13765 'If A,B' must entail ¬(A & ¬B); otherwise we could have A true, B false, and If A,B true, invalidating modus ponens [Edgington]
     Full Idea: If it were possible to have A true, B false, and If A,B true, it would be unsafe to infer B from A and If A,B: modus ponens would thus be invalid. Hence 'If A,B' must entail ¬(A & ¬B).
     From: Dorothy Edgington (Conditionals [2001], 17.1)
     A reaction: This is a firm defence of part of the truth-functional view of conditionals, and seems unassailable. The other parts of the truth table are open to question, though, if A is false, or they are both true.
19. Language / A. Nature of Meaning / 4. Meaning as Truth-Conditions
19055 Stating a sentence's truth-conditions is just paraphrasing the sentence [Dummett]
     Full Idea: An ability to state the condition for the truth of a sentence is, in effect, no more than an ability to express the content of the sentence in other words.
     From: Michael Dummett (The philosophical basis of intuitionist logic [1973], p.224)
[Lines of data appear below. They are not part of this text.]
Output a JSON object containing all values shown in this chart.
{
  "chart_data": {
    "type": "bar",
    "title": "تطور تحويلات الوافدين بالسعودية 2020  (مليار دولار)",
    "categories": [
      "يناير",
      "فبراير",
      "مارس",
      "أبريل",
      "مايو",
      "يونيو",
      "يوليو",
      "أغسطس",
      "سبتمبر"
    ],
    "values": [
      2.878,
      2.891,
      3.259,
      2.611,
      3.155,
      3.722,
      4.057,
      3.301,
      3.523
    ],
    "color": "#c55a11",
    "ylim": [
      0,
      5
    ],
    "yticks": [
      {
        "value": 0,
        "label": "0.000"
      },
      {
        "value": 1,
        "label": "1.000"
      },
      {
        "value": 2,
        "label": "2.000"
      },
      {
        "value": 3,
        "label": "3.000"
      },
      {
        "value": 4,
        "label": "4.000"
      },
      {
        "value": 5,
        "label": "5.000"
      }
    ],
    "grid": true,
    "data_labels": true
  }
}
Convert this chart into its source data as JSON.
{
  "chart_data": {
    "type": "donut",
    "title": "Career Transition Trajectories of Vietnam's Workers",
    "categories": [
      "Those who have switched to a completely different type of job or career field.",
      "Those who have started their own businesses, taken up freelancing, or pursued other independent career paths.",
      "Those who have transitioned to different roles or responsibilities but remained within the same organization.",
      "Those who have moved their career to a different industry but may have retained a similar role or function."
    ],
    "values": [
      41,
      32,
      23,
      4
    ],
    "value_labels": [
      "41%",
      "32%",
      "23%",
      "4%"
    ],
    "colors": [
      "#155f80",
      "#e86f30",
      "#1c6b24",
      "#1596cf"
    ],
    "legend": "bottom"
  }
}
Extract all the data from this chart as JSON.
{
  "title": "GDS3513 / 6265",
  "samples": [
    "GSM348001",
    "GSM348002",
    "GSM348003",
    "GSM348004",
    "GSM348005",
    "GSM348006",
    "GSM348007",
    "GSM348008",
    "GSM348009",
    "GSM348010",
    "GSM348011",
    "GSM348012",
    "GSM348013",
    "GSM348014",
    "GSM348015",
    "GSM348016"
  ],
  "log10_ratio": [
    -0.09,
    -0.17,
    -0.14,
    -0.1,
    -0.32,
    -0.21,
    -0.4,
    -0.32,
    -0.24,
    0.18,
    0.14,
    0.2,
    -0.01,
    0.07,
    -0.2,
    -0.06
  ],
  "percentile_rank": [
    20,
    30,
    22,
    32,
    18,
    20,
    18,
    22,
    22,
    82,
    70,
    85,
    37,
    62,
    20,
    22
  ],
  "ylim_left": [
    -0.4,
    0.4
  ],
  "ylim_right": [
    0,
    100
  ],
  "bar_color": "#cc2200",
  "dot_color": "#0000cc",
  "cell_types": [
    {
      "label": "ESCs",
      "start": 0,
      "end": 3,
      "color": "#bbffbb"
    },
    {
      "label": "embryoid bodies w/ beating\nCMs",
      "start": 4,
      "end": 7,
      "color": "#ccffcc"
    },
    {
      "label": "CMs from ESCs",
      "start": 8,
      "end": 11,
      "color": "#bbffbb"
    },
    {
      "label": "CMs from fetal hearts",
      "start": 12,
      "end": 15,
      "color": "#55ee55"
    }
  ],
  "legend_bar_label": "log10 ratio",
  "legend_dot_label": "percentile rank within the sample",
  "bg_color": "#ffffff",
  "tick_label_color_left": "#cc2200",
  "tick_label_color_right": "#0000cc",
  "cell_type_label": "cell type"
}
     A reaction: Alternatively, if you give something other than a paraphrase of the sentence as its meaning (such as a proof of its truth), then you seem to have departed from your target sentence. Can we reduce and eliminate our sentences in this way?
19056 If a sentence is effectively undecidable, we can never know its truth conditions [Dummett]
     Full Idea: If a sentence is effectively undecidable, the condition which must obtain for it to be true is not one which we are capable of recognising whenever it obtains, or of getting ourselves in a position to do so.
     From: Michael Dummett (The philosophical basis of intuitionist logic [1973], p.225)
     A reaction: The instances of 'undecidable' sentences are most clearly seen in mathematics, such as the Continuum Hypothesis or Goldbach's Conjecture, or anything involving vast infinite cardinals. But do you need precise truth-conditions for meaning?
19. Language / A. Nature of Meaning / 6. Meaning as Use
19054 Meaning as use puts use beyond criticism, and needs a holistic view of language [Dummett]
     Full Idea: If use constitutes meaning, it might seem that use is beyond criticism. ....But such an attitude can, ultimately, be supported onlly by the adoption of a holistic view of language.
     From: Michael Dummett (The philosophical basis of intuitionist logic [1973], p.218)
     A reaction: Dummett goes on to say that the rejection of the holistic view of mathematical meaning leads to his preference for intuitionistic logic.